Following the Fed’s decision, its Chairman, Jerome Powell, took the stance. He commented that monetary policy is less restrictive than it was, adding that the labor market remains robust and the economy expands solidly. He added that the Central Bank is in no rush to lower interest rates and reassured that they don’t have a pre-set path regarding monetary policy.
In the meantime, data from Mexico revealed that the December Unemployment Rate dipped, indicating the labor market's strength. Recently, Banco de Mexico (Banxico) Deputy Governor Omar Mejia Castelazo said on Banorte’s podcast that Banxico has enough margin to carry out a “process of calibration” at upcoming monetary policy meetings. He hinted that the central bank will likely continue to ease policy.
When asked about challenges from Trump’s trade policies in the US, Mejia added that Mexico had “solid macro-economic fundamentals.”
Despite this, the Mexican currency has been pressured during the week, depreciating over 1.89% on Monday against the Greenback due to President Trump’s trade policy threats to Colombia. At the same time, the White House reiterated that 25% tariffs to Mexico would be applied on February 1, according to Karoline Leavitt, the Press Secretary.
Regarding this, David A. Meier, an economist at Julius Baer, said: “Our view is that these threats are intended to put pressure on Mexico and Canada on drug and immigration issues, as well as to reopen the USMCA negotiations before 2026.”
Meier warned of the potential economic consequences if the threats materialize. He added that Mexican exports would reduce and remittances would take a hit, which opens the door for further depreciation of the Mexican Peso.
In addition, Mexico’s economic docket will feature the release of preliminary Q4 2024 Gross Domestic Product (GDP) figures.
The USD/MXN consolidates near the 20.50 figure for the second straight day, with traders reluctant to push prices above the year-to-date (YTD) high of 20.90. Since November, the exotic pair has remained within the 20.20 – 20.90 range, capped on the downside by the 50 and 100-day Simple Moving Averages (SMAs), each at 20.38 and 20.07.
For a bullish continuation, buyers must clear the YTD peak and the 21.00 figure, which could open the door to test the March 8, 2022, daily high of 21.46, followed by the 22.00 psychological level.
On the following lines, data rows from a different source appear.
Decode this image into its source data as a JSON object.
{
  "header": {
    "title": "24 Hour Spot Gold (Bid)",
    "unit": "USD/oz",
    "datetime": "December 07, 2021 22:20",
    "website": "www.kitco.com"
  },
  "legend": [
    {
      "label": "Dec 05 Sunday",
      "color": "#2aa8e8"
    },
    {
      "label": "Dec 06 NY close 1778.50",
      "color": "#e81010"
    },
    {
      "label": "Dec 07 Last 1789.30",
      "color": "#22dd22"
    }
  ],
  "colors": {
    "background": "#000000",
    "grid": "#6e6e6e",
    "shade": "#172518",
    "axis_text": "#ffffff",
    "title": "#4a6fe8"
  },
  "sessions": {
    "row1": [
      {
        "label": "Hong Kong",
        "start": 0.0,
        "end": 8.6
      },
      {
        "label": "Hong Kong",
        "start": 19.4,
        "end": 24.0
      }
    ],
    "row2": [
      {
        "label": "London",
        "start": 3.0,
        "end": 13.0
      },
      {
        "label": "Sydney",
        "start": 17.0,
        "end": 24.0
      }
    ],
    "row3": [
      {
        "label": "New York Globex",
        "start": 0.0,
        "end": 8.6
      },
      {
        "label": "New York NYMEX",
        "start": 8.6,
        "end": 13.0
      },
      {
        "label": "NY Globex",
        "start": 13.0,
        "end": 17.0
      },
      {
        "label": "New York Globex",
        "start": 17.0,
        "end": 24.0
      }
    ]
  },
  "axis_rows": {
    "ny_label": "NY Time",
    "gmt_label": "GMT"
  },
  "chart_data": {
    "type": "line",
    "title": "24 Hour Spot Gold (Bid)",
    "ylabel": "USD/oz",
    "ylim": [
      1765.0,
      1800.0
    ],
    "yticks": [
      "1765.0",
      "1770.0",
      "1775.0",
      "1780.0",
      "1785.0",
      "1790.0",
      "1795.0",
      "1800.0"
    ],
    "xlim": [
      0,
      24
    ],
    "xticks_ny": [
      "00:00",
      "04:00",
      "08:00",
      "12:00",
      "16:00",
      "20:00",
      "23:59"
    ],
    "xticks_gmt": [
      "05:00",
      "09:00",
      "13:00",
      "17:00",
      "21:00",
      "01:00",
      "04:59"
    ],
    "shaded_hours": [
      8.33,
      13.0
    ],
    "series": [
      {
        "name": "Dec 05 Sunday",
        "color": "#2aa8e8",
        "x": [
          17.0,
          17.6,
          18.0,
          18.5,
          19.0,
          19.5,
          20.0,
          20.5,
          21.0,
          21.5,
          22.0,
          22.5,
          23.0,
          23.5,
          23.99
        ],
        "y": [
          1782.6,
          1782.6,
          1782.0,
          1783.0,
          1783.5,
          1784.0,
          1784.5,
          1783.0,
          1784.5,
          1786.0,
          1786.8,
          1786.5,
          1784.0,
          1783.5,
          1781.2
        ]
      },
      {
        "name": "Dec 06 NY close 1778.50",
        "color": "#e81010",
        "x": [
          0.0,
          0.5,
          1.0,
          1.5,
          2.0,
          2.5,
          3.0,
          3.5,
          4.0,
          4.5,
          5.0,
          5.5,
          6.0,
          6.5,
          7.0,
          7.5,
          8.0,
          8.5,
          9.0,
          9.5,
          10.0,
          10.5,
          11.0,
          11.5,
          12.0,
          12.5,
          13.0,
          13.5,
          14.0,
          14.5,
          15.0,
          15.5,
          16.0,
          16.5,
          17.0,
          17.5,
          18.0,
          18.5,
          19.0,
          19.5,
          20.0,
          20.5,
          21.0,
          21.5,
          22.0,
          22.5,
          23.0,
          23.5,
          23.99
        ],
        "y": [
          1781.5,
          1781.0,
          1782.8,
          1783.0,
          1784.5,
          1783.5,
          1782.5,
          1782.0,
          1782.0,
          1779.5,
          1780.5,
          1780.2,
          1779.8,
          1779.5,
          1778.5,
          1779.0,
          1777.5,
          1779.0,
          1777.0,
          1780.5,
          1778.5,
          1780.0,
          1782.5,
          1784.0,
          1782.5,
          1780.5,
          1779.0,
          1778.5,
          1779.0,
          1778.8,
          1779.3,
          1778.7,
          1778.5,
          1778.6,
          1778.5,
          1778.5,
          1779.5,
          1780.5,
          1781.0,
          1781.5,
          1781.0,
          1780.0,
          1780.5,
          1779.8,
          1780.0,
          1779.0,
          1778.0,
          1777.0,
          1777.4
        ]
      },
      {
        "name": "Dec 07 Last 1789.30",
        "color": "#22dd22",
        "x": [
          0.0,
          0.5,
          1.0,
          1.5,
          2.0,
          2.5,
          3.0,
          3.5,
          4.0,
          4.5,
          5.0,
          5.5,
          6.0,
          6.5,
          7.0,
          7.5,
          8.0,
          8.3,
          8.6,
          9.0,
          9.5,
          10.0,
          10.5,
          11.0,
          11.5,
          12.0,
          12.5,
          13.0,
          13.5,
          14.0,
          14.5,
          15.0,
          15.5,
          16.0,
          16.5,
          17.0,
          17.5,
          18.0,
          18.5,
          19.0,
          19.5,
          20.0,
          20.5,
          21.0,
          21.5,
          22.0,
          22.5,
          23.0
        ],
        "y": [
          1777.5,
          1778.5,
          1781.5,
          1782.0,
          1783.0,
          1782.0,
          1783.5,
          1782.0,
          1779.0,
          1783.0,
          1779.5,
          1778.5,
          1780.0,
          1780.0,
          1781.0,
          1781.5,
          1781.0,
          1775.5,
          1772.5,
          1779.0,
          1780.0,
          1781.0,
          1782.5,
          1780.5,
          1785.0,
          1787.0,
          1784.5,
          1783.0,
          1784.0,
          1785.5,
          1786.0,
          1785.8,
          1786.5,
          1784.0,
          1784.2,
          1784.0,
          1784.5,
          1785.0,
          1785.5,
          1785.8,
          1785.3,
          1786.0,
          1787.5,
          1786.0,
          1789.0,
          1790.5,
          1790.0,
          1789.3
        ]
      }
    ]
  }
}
On the other hand, if sellers push prices below the 100-day SMA, the next support would be 20.00, followed by the October 18, 2024 swing low of 19.64.
The Mexican Peso (MXN) is the most traded currency among its Latin American peers. Its value is broadly determined by the performance of the Mexican economy, the country’s central bank’s policy, the amount of foreign investment in the country and even the levels of remittances sent by Mexicans who live abroad, particularly in the United States. Geopolitical trends can also move MXN: for example, the process of nearshoring – or the decision by some firms to relocate manufacturing capacity and supply chains closer to their home countries – is also seen as a catalyst for the Mexican currency as the country is considered a key manufacturing hub in the American continent. Another catalyst for MXN is Oil prices as Mexico is a key exporter of the commodity.
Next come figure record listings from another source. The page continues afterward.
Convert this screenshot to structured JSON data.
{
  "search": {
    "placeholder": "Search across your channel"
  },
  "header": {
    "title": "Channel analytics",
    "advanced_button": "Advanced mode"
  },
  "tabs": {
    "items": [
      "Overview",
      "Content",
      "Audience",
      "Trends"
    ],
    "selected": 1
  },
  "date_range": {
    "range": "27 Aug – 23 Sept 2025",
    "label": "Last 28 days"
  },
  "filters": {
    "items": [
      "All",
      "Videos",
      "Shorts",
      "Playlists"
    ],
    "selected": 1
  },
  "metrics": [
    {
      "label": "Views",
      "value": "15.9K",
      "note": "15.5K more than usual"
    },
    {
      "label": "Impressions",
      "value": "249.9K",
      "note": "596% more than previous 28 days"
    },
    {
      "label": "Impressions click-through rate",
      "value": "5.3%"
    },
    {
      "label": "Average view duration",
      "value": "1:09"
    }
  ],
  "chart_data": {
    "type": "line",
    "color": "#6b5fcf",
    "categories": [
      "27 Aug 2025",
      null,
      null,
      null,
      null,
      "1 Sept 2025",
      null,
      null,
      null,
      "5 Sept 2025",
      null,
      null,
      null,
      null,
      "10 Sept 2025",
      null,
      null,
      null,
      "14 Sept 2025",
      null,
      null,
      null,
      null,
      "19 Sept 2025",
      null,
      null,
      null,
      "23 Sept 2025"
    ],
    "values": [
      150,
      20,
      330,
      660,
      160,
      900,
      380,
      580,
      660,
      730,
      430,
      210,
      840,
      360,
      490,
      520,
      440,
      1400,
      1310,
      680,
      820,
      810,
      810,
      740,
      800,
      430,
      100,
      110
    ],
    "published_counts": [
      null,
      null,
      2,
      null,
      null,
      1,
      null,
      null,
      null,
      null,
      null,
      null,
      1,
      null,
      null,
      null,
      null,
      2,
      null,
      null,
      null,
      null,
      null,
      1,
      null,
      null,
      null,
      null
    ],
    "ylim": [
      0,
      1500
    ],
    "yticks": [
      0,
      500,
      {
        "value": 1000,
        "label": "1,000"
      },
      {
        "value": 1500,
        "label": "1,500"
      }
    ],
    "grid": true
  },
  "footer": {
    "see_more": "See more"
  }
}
The main objective of Mexico’s central bank, also known as Banxico, is to maintain inflation at low and stable levels (at or close to its target of 3%, the midpoint in a tolerance band of between 2% and 4%). To this end, the bank sets an appropriate level of interest rates. When inflation is too high, Banxico will attempt to tame it by raising interest rates, making it more expensive for households and businesses to borrow money, thus cooling demand and the overall economy. Higher interest rates are generally positive for the Mexican Peso (MXN) as they lead to higher yields, making the country a more attractive place for investors. On the contrary, lower interest rates tend to weaken MXN.
Macroeconomic data releases are key to assess the state of the economy and can have an impact on the Mexican Peso (MXN) valuation. A strong Mexican economy, based on high economic growth, low unemployment and high confidence is good for MXN. Not only does it attract more foreign investment but it may encourage the Bank of Mexico (Banxico) to increase interest rates, particularly if this strength comes together with elevated inflation. However, if economic data is weak, MXN is likely to depreciate.
As an emerging-market currency, the Mexican Peso (MXN) tends to strive during risk-on periods, or when investors perceive that broader market risks are low and thus are eager to engage with investments that carry a higher risk. Conversely, MXN tends to weaken at times of market turbulence or economic uncertainty as investors tend to sell higher-risk assets and flee to the more-stable safe havens.